Sito a Peraleda de la Mata nella provincia di Cáceres, il dolmen di Guadalperal fu sommerso dall'acqua – assieme a molti altri siti archeologici simili – quando il regime del generale Francisco Franco decise di costruire il bacino idrico di Valdecañas, nel 1963. Da allora, come indicato, spuntavano dalla superficie solo le porzioni più elevate dei menhir alti circa due metri. Ma la siccità devastante legata ai cambiamenti climatici lo ha riportato alla luce questa estate, purtroppo non nel suo antico splendore. Le pietre di ciò che rimane del dolmen, infatti, sono porose e l'acqua le ha deteriorate sensibilmente. A causa della posizione delicata e dei danni che ha subito, l'Associazione Culturale Radici di Peraleda ha proposto la rimozione del monumento e la collocazione in un luogo più sicuro, benché non tutti gli scienziati siano concordi, almeno non prima di averlo studiato a fondo nel suo luogo di origine, dove potrebbero essere trovati reperti preziosissimi.
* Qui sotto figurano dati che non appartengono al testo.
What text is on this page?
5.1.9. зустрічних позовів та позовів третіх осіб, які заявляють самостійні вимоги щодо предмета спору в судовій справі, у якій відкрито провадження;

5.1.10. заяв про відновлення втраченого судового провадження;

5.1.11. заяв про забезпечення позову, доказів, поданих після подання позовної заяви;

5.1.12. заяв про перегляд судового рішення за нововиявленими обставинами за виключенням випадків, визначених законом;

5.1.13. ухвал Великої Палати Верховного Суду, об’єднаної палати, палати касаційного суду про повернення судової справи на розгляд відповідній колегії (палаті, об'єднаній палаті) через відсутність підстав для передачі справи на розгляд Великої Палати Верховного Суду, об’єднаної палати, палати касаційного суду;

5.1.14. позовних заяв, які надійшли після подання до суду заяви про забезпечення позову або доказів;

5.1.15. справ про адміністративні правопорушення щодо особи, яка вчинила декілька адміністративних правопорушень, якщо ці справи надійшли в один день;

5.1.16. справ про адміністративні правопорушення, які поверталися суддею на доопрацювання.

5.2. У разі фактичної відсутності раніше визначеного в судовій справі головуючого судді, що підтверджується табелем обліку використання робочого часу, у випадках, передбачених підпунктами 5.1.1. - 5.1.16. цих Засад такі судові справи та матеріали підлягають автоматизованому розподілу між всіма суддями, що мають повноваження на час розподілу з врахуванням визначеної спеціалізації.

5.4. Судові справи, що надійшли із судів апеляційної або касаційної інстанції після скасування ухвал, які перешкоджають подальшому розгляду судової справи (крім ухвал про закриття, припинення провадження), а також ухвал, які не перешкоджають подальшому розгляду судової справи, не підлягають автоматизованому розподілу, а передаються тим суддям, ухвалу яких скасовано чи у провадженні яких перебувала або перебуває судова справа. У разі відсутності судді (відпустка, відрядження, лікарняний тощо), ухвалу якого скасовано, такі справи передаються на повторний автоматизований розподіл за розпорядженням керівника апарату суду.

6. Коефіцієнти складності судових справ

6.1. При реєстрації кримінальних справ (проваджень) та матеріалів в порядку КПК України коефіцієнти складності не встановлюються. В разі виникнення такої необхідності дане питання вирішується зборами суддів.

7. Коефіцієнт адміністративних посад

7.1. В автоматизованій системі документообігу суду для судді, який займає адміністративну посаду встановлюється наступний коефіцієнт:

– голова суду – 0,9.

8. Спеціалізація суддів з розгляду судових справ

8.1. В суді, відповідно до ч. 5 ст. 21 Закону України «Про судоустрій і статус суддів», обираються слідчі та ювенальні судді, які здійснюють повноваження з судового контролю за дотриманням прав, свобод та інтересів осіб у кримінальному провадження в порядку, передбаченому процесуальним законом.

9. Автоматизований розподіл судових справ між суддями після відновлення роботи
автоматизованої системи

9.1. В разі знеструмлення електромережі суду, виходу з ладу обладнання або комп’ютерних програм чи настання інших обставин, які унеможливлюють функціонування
Attualmente il cerchio di pietre è costituito da 140 “pezzi” disposti sia in verticale che in orizzontale, e alcuni erano posti sopra quelli verticali per formare il classico dolmen. Gli archeologi ritengono che razzie – operate sin dal tempo dei romani – , atti vandalici e gli effetti dell'acqua abbiano spazzato via molti degli oggetti preziosi presenti nel sito. Secondo alcuni, infatti, si sarebbe trattato anche di un luogo di sepoltura, oltre che di un tempio solare/osservatorio celeste analogo allo Stonehenge britannico, sebbene di dimensioni più conteute. Su uno dei menhir dell'ingresso, che era lungo 21 metri, sono scolpiti un serpente e altri simboli dalla forma umana che probabilmente furono messi a protezione del luogo sacro. Il sito megalitico è stato modificato nel corso dei secoli con l'aggiunta di nuove pietre e strutture, fino a renderlo un rifugio chiuso e appunto un probabile luogo di sepoltura. Grazie all'occasione offerta dalla siccità gli scienziati lo stanno studiando nel dettaglio, in attesa di decidere se spostarlo o meno.